Chi sono le due vittime

Le indagini hanno permesso di identificare parzialmente le due donne. Una aveva 29 anni ed era originaria del Casertano. L’altra ne aveva 49 e aveva origini ucraine. Entrambe, secondo quanto si apprende dagli ambienti investigativi, avrebbero esercitato la prostituzione.

Nel giro di poche ore, quindi, le indagini coordinate dalla Procura di Nola hanno prodotto il fermo e le prime ammissioni.

La ricostruzione degli inquirenti

Secondo la ricostruzione che emerge dalle prime ore di interrogatorio, l’uomo avrebbe incontrato le due donne separatamente, in due occasioni distinte nel tempo. In entrambi i casi, al termine del rapporto sessuale, sarebbe esplosa una lite legata al pagamento, degenerata nell’omicidio.

I carabinieri e la Procura di Nola stanno verificando ogni dettaglio della ricostruzione, compresi gli spostamenti del fermato e i collegamenti con il cantiere. Restano da chiarire le circostanze precise della morte di ciascuna delle due vittime e la sequenza temporale dei due episodi.

La voce del sindaco

Il sindaco di Pollena Trocchia, Carlo Esposito, ha espresso la propria posizione con una dichiarazione diffusa nelle ore successive al ritrovamento. “Esprimo profondo rammarico per la triste notizia che ha svegliato la comunità cittadina, quella del ritrovamento del corpo senza vita di due donne nell’area del Parco Europa, tuttora non identificate”, ha detto il primo cittadino.
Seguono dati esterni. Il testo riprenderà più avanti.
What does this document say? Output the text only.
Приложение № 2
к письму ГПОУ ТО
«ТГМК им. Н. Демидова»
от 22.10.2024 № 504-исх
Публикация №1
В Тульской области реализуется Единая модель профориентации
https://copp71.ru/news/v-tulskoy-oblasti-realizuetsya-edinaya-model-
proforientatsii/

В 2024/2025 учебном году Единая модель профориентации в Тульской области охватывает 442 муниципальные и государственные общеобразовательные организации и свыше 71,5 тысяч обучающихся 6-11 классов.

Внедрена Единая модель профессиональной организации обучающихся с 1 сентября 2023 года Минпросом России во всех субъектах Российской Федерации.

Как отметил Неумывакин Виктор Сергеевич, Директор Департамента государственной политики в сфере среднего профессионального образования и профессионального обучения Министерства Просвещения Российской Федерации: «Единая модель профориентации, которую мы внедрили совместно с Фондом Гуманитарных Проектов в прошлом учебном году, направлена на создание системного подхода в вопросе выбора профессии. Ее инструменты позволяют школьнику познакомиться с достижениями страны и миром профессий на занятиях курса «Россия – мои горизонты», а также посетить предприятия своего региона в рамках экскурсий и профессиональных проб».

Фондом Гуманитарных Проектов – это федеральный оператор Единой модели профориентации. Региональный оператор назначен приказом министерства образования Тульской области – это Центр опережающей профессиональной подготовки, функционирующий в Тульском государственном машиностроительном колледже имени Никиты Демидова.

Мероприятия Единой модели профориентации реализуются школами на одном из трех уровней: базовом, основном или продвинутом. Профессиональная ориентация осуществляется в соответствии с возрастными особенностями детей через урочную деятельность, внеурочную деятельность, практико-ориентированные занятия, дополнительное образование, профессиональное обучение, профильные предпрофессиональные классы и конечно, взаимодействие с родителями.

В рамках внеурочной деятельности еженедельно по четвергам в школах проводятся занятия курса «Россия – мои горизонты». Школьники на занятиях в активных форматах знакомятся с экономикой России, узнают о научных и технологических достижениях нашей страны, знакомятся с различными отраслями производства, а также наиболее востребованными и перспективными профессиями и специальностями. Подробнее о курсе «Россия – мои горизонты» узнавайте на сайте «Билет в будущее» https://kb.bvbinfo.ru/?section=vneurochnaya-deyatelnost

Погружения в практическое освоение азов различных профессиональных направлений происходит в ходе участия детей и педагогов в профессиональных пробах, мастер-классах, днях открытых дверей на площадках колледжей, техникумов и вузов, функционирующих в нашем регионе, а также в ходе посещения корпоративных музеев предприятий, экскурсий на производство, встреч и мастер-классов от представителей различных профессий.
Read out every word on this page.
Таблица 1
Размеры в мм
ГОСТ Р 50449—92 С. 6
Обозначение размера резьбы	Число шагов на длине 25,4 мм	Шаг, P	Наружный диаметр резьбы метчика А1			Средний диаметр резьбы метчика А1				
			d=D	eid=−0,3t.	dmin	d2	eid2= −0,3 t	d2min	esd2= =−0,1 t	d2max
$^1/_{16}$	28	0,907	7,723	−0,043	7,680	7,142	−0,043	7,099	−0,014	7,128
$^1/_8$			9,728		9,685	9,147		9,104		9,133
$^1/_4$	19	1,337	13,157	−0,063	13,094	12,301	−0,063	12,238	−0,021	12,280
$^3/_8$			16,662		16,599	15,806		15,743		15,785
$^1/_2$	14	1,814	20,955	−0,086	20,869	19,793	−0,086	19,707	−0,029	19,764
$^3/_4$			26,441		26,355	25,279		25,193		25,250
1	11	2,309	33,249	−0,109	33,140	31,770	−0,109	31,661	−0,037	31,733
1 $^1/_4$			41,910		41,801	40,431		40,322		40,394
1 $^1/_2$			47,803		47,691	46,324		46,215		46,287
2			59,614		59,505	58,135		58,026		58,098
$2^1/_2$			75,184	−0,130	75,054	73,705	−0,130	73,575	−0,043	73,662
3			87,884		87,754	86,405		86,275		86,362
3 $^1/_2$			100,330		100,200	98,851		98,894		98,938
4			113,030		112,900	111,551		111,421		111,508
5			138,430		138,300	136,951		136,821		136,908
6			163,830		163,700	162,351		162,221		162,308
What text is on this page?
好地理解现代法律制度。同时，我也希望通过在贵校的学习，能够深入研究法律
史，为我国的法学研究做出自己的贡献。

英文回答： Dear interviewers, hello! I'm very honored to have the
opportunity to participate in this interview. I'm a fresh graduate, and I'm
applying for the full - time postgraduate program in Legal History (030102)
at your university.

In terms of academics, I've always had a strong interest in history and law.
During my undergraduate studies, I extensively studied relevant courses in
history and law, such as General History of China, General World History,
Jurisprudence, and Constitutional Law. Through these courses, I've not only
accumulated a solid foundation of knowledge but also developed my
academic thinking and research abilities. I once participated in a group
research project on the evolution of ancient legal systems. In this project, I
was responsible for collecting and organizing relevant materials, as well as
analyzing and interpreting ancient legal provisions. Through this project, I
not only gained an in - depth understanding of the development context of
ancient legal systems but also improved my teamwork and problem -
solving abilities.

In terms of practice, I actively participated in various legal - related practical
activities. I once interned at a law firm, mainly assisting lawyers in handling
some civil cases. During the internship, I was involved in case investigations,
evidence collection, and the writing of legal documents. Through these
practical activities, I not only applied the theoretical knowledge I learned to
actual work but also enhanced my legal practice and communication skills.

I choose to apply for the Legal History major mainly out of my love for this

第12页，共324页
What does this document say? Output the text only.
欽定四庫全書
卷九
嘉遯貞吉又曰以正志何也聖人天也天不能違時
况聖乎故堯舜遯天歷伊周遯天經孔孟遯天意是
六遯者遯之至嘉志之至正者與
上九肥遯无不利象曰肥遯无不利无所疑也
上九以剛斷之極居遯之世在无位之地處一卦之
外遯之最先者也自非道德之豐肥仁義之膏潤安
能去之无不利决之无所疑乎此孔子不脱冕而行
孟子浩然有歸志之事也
“Sono fermamente convinto che gli inquirenti, che fin da subito hanno avviato un’intensa attività di indagine, sapranno fare piena luce su quanto accaduto e, se dovesse essere confermata l’ipotesi di omicidio, riusciranno ad accertare ogni responsabilità facendo piena giustizia”, ha concluso Esposito.

Le indagini proseguono sotto il coordinamento della Procura di Nola.